1. Field of the Invention
This invention relates to business process modeling and simulation, and particularly to scheduling token arrival in the business process modeling and simulation.
2. Description of the Related Art
In Business Process Modeling, simulation plays a vital role in evaluating and comparing the different alternatives prior to deploying those processes in a runtime environment. For a business to base its decisions on business process simulation, it is crucial that the business process simulation engine provide realistic information and benchmarks.
Process simulations may be used to observe a process in action, to examine the statistics that it generates as it runs, and to perform analysis on the simulation results. Changes to a process or to other model elements (such as available resources) may also be simulated and quantified with a comparative analysis of the before and after simulation result.
Simulation enables organizations to observe how a process will perform in response to variations of inputs to the process, just as in a real-life work environment. Simulation also provides the ability to vary process input volume over time by adjusting resources and current allocations. Simulation output provides detailed information regarding resource utilization levels and the results of cost and cycle-time calculations.
Within a simulation, a token represents a unit of work that is received by a process and transferred between different activities in the process flow. By specifying token creation settings, the quantity and rate of inputs that the process handles in a simulation run are defined.
For a process simulation to run, the process must receive one or more inputs. In a simulation profile, inputs to the process and to activities within the process are represented by tokens. Some tokens represent the transfer of data between activities, while other tokens represent only a transfer of control.
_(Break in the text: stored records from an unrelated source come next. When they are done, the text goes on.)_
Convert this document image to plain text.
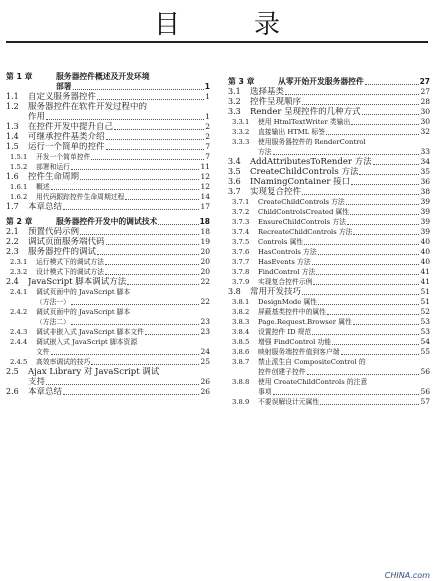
目　录
第 1 章	服务器控件概述及开发环境
部署	1
1.1	自定义服务器控件	1
1.2	服务器控件在软件开发过程中的
作用	1
1.3	在控件开发中提升自己	2
1.4	可继承控件基类介绍	2
1.5	运行一个简单的控件	7
1.5.1	开发一个简单控件	7
1.5.2	部署和运行	11
1.6	控件生命周期	12
1.6.1	概述	12
1.6.2	用代码跟踪控件生命周期过程	14
1.7	本章总结	17
第 2 章	服务器控件开发中的调试技术	18
2.1	预置代码示例	18
2.2	调试页面服务端代码	19
2.3	服务器控件的调试	20
2.3.1	运行模式下的调试方法	20
2.3.2	设计模式下的调试方法	20
2.4	JavaScript 脚本调试方法	22
2.4.1	调试页面中的 JavaScript 脚本
（方法一）	22
2.4.2	调试页面中的 JavaScript 脚本
（方法二）	23
2.4.3	调试非嵌入式 JavaScript 脚本文件	23
2.4.4	调试嵌入式 JavaScript 脚本资源
文件	24
2.4.5	高效率调试的技巧	25
2.5	Ajax Library 对 JavaScript 调试
支持	26
2.6	本章总结	26
第 3 章	从零开始开发服务器控件	27
3.1	选择基类	27
3.2	控件呈现顺序	28
3.3	Render 呈现控件的几种方式	30
3.3.1	使用 HtmlTextWriter 类输出	30
3.3.2	直接输出 HTML 标签	32
3.3.3	使用服务器控件的 RenderControl
方法	33
3.4	AddAttributesToRender 方法	34
3.5	CreateChildControls 方法	35
3.6	INamingContainer 接口	36
3.7	实现复合控件	38
3.7.1	CreateChildControls 方法	39
3.7.2	ChildControlsCreated 属性	39
3.7.3	EnsureChildControls 方法	39
3.7.4	RecreateChildControls 方法	39
3.7.5	Controls 属性	40
3.7.6	HasControls 方法	40
3.7.7	HasEvents 方法	40
3.7.8	FindControl 方法	41
3.7.9	实现复合控件示例	41
3.8	常用开发技巧	51
3.8.1	DesignMode 属性	51
3.8.2	屏蔽基类控件中的属性	52
3.8.3	Page.Request.Browser 属性	53
3.8.4	设置控件 ID 规范	53
3.8.5	增强 FindControl 功能	54
3.8.6	映射服务端控件值到客户端	55
3.8.7	禁止派生自 CompositeControl 的
控件创建子控件	56
3.8.8	使用 CreateChildControls 的注意
事项	56
3.8.9	不要误解设计元属性	57
CHINA.com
Token creation settings for any input that is associated with data, whether it is an input to a process or an input to an activity, within a process may be defined. The rate at which tokens are created for an input are determined by setting a time trigger. The time trigger can be a regular interval, or it may be a variable interval defined by a distribution.
The number of tokens to generate at one time (number of tokens per bundle), and a one time cost per token may also be defined. In addition, each of these attributes can be set to a constant value or to a variable value defined as a distribution may also be defined.
For example, to create tokens that represent the arrival of customers at a restaurant, one could use a normal distribution to specify an arrival interval, where five minutes is the mean and three minutes is the standard deviation. A weighted distribution list could be used for the number of tokens per bundle, to represent how many customers are in each party. In this example, the weighted distribution list enables setting of probabilities for each size of party, based on past experience.
By default, the token creation settings for a process in a simulation profile are set to the values specified in the local simulation preferences, except for the total number of tokens to generate. This value is instead derived from the minimum number of inputs as specified in the process model. This is done to prevent a situation in which the process cannot start because it does not receive the minimum number of inputs (which could be the case if the token creation settings in the local simulation preferences are a lesser value than the minimum number). You can also customize the token creation settings by changing them from their default values in the simulation profile.
Business process simulation engines in the marketplace base their token arrivals on a simple timetable where the user specifies the start time, end time, and number of tokens. In this way, the burden is put on the end-user to explicitly specify a table of constant point-in-times and associate each point-in-time with a constant number of tokens. Effectively, the end-user would have to fill a table like the one shown in Table 1.
TABLE 1Start TimeEnd TimeApr. 28, 2005 @ 1200 AMApr. 28, 2005 @ 0600 AMPoint-In-TimeNumber of TokensApr. 28, 2005 @ 12:00 AM10Apr. 28, 2005 @ 01:23 AM7Apr. 28, 2005 @ 4:51 AM12
However, it will be appreciated that many realistic business simulations require that token arrivals are based on a recurring time calendar with each recurring time interval—potentially—having a distinct distribution. Therefore a need exists for a token scheduler operating with a recurring time calendar.